I regard consensual human relations, however
misguided by either or both parties, as radically different, morally as
well as politically, from human relations in which one party, empowered
by the state, deprives another of liberty. The history of medicine, no
less than the history of psychiatry, abounds in interventions by
physicians that have harmed rather than helped their patients.
Bloodletting is the most obvious example. Nevertheless, physicians
have, at least until now, abstained from using state-sanctioned force
to systematically impose injurious treatments on medically ill people.

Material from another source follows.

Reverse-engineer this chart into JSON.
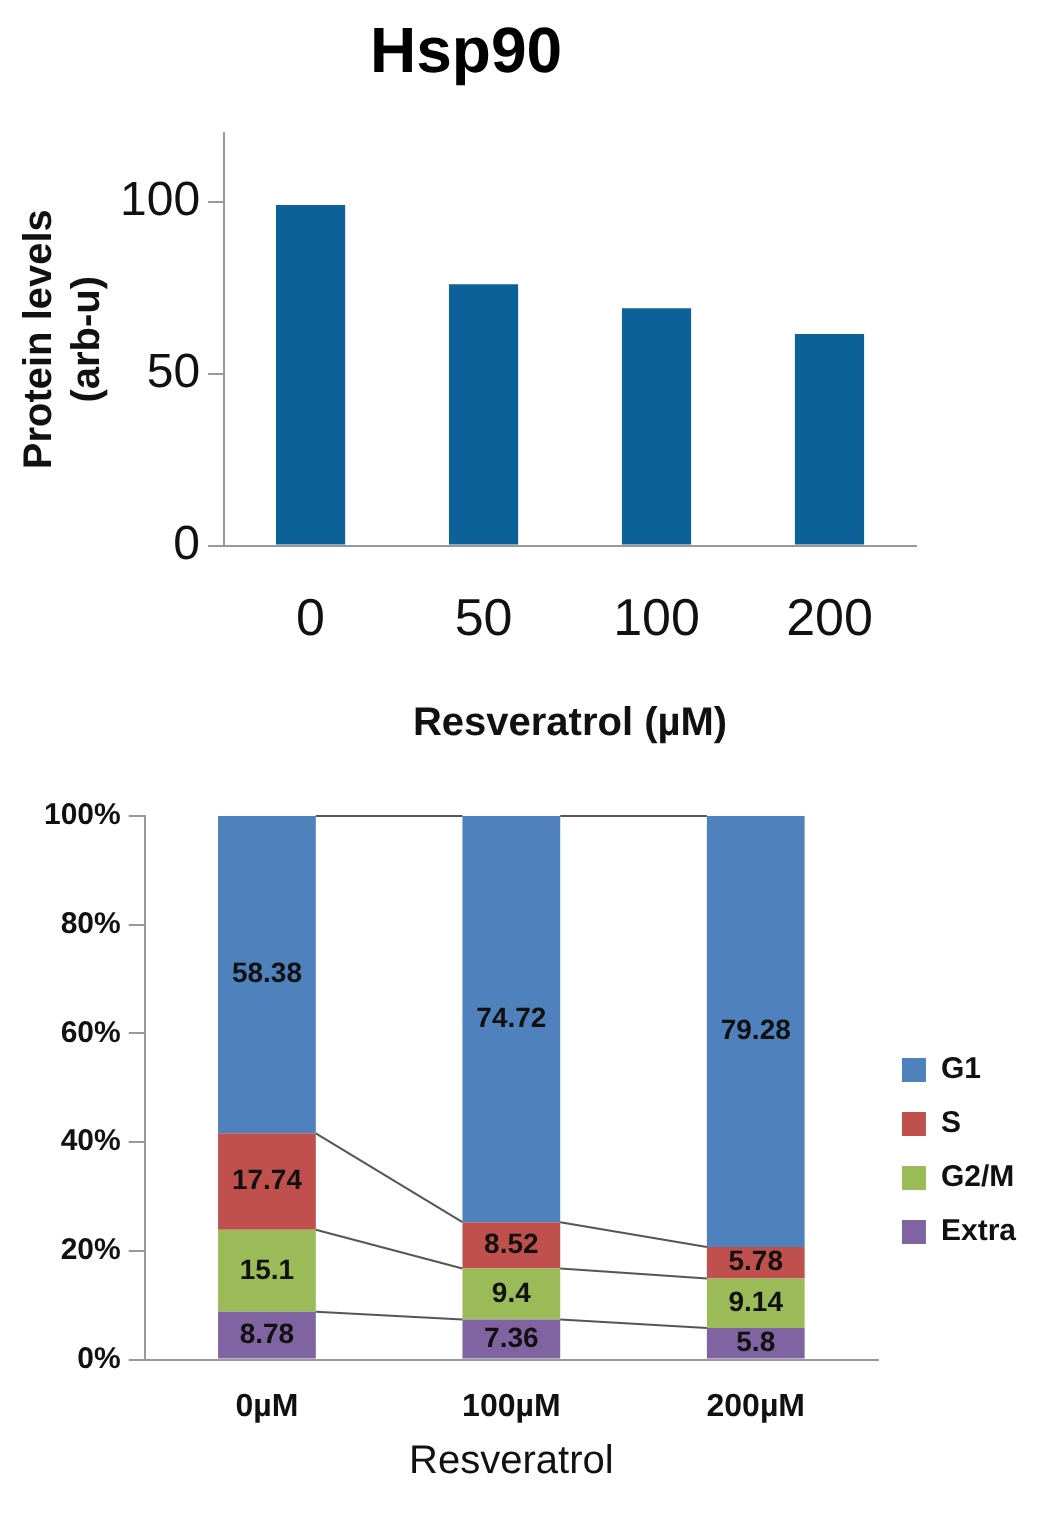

Misguided by fashion and lack of knowledge, sick people have often
sought and willingly submitted to such interventions. In contrast, the
history of psychiatry is, au fond, the story of the forcible imposition
of injurious "medical" interventions on persons called "mental
patients."
In short, where psychiatric historians see
stories about terrible illnesses and heroic treatments, I see stories
about people marching to the beats of different drummers or perhaps
failing to march at all, and terrible injustices committed against
them, rationalized by hollow "therapeutic" justifications. Faced with
vexing personal problems, the "truth" people crave is a simple,
fashionable falsehood. That is an important, albeit bitter, lesson the
history of psychiatry teaches us.
One of the melancholy truths of the story I
have set out to tell is that, stripped of its pseudomedical
ornamentation, it is not a particularly interesting tale. To make it
interesting, I have tried to do what, according to Walt Whitman
(1819-1892), the "greatest poet "does: He "drags the dead out of their
coffins and stands them again on their feet … He says to the past, Rise
and walk before me that I may realize you." To this end, I have, where
possible, cited the exact words psychiatrists have used to justify
their stubborn insistence, over a period of nearly three centuries,
that psychiatric coercion is medical care.